What I Learned About PCIe Bandwidth

The PCIe 3.0 x8 limitation on the second GPU is a real bottleneck. I measured it using nvidia-smi dmon during inference:

The 3090 in PCIe 4.0 x16 showed PCIe throughput around 18-22 GB/s during heavy layer transfers. The 3060 Ti in PCIe 3.0 x8 maxed out at 6-7 GB/s. This mismatch meant the faster GPU spent significant time idle waiting for data.

If I were building this intentionally, I'd either use two identical GPUs in PCIe 4.0 x16 slots, or accept that mismatched cards mean performance will be gated by the slower one.

Stability Over Long Runs

I ran a 12-hour batch job to test stability. The system stayed responsive, but I encountered two issues:

Memory leak somewhere: System RAM usage crept from 45GB to 68GB over those 12 hours. Restarting the Ollama service cleared it. I suspect it's in Ollama's context management, but I haven't debugged deeply enough to confirm.

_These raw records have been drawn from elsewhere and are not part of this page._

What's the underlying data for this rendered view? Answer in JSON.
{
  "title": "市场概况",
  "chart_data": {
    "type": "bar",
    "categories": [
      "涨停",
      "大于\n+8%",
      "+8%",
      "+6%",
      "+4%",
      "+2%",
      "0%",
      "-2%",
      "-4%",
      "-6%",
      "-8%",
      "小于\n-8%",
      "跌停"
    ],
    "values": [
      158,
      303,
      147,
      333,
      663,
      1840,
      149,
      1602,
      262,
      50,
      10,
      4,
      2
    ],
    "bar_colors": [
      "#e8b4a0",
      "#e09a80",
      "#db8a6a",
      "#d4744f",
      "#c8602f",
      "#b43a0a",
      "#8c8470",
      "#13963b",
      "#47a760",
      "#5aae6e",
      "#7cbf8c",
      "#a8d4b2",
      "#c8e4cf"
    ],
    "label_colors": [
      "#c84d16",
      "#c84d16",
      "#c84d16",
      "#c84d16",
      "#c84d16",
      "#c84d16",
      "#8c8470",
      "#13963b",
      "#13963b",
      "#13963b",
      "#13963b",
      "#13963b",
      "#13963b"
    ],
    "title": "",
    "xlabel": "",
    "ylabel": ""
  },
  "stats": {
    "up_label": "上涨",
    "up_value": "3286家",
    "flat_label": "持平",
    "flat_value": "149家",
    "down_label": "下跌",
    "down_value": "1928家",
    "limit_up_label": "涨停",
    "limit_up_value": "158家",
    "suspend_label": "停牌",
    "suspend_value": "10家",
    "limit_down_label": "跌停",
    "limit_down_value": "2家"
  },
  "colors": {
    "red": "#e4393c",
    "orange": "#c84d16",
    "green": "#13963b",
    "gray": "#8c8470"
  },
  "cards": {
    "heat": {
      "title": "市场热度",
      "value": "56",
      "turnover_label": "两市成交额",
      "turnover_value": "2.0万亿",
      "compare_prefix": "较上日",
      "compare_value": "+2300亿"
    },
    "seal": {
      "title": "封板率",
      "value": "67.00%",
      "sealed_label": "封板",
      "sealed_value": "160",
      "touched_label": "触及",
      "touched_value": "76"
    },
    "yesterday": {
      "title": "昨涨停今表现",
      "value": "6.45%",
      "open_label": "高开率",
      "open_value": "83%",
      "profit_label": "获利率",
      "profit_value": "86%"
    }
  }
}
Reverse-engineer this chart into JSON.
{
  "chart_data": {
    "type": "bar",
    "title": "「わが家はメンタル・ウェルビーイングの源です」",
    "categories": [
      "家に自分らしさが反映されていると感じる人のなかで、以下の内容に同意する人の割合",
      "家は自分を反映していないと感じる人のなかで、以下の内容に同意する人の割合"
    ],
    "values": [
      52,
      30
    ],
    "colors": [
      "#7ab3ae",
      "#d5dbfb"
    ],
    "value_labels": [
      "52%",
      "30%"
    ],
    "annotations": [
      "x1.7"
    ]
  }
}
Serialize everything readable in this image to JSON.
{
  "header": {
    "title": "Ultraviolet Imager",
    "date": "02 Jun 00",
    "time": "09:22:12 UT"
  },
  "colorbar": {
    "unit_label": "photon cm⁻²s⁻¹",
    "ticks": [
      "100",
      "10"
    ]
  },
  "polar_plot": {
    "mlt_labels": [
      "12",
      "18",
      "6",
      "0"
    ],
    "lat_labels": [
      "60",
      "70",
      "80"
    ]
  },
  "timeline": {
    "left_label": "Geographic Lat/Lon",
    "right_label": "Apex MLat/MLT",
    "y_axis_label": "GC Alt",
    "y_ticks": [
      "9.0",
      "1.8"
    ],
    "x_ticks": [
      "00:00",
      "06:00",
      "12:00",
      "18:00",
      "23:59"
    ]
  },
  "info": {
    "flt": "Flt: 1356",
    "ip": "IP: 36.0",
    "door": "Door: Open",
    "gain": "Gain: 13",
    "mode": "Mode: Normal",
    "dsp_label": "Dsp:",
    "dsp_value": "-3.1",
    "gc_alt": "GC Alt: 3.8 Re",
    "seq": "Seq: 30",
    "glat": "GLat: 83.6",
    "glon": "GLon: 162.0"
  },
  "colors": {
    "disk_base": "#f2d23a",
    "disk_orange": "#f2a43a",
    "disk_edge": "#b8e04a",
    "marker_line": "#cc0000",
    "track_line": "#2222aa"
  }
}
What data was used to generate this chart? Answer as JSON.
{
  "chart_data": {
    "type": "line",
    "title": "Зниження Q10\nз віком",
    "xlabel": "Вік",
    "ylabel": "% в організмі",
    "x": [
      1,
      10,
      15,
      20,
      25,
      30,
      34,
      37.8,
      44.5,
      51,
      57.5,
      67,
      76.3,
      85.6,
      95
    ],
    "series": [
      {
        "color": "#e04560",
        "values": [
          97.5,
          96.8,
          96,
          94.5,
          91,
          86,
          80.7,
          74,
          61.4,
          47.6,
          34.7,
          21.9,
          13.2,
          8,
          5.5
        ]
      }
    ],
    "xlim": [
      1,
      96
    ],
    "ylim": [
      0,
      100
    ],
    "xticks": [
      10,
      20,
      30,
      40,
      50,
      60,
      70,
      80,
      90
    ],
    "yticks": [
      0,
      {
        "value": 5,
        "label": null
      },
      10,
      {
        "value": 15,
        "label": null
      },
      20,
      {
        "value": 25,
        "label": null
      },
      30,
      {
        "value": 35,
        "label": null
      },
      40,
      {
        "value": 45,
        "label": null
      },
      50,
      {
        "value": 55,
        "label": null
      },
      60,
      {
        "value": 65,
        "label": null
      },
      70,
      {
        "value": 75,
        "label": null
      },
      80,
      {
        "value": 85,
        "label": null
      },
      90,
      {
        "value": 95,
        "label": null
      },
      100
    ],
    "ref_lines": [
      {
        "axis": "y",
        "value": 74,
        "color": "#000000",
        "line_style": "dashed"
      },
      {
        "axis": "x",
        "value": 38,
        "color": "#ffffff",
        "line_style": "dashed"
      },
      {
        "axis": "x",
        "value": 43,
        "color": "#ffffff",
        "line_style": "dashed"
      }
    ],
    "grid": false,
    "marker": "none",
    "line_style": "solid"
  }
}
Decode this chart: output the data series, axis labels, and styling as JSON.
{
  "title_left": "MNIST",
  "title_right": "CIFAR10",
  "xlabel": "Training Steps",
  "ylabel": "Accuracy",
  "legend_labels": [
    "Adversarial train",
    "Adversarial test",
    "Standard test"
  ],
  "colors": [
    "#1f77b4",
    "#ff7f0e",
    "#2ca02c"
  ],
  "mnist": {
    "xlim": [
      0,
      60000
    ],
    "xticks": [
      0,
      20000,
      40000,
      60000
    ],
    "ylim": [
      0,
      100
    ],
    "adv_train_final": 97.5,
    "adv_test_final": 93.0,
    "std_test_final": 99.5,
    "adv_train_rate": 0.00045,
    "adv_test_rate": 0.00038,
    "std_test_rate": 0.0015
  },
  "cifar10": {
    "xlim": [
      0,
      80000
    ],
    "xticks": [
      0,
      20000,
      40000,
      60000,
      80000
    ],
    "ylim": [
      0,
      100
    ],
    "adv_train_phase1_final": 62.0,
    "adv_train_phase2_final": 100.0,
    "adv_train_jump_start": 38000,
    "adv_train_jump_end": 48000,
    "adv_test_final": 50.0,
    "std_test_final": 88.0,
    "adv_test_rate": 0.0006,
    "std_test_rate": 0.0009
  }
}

GPU driver timeout: Once, the NVIDIA driver reset itself mid-inference, killing the job. This happened during a particularly long generation (1200+ tokens). I increased the driver's timeout threshold:

sudo nvidia-smi -pm 1
sudo nvidia-smi -pl 350  # Set power limit to 350W for 3090

Haven't seen the timeout since, but I also started limiting output length to 800 tokens as a precaution.

Key Takeaways

Running Llama 3.3 70B on consumer hardware is possible but requires accepting significant trade-offs:

  • Quantization to Q4_K_M is mandatory for 32GB total VRAM
  • Multi-GPU splitting works but performance depends heavily on PCIe bandwidth
  • System RAM becomes critical—64GB minimum, 128GB comfortable
  • This setup suits batch processing, not real-time interaction
  • Power and cooling matter more than with smaller models

The experience taught me more about GPU memory architecture and PCIe limitations than any documentation would have. If you already have similar hardware and need private LLM inference for non-time-sensitive tasks, this approach works. If you're buying hardware specifically for this, seriously consider cloud alternatives or waiting for more efficient models.

I still use this setup weekly because it solves my specific problem: processing sensitive documents without external APIs. The slow speed is annoying but acceptable for that use case.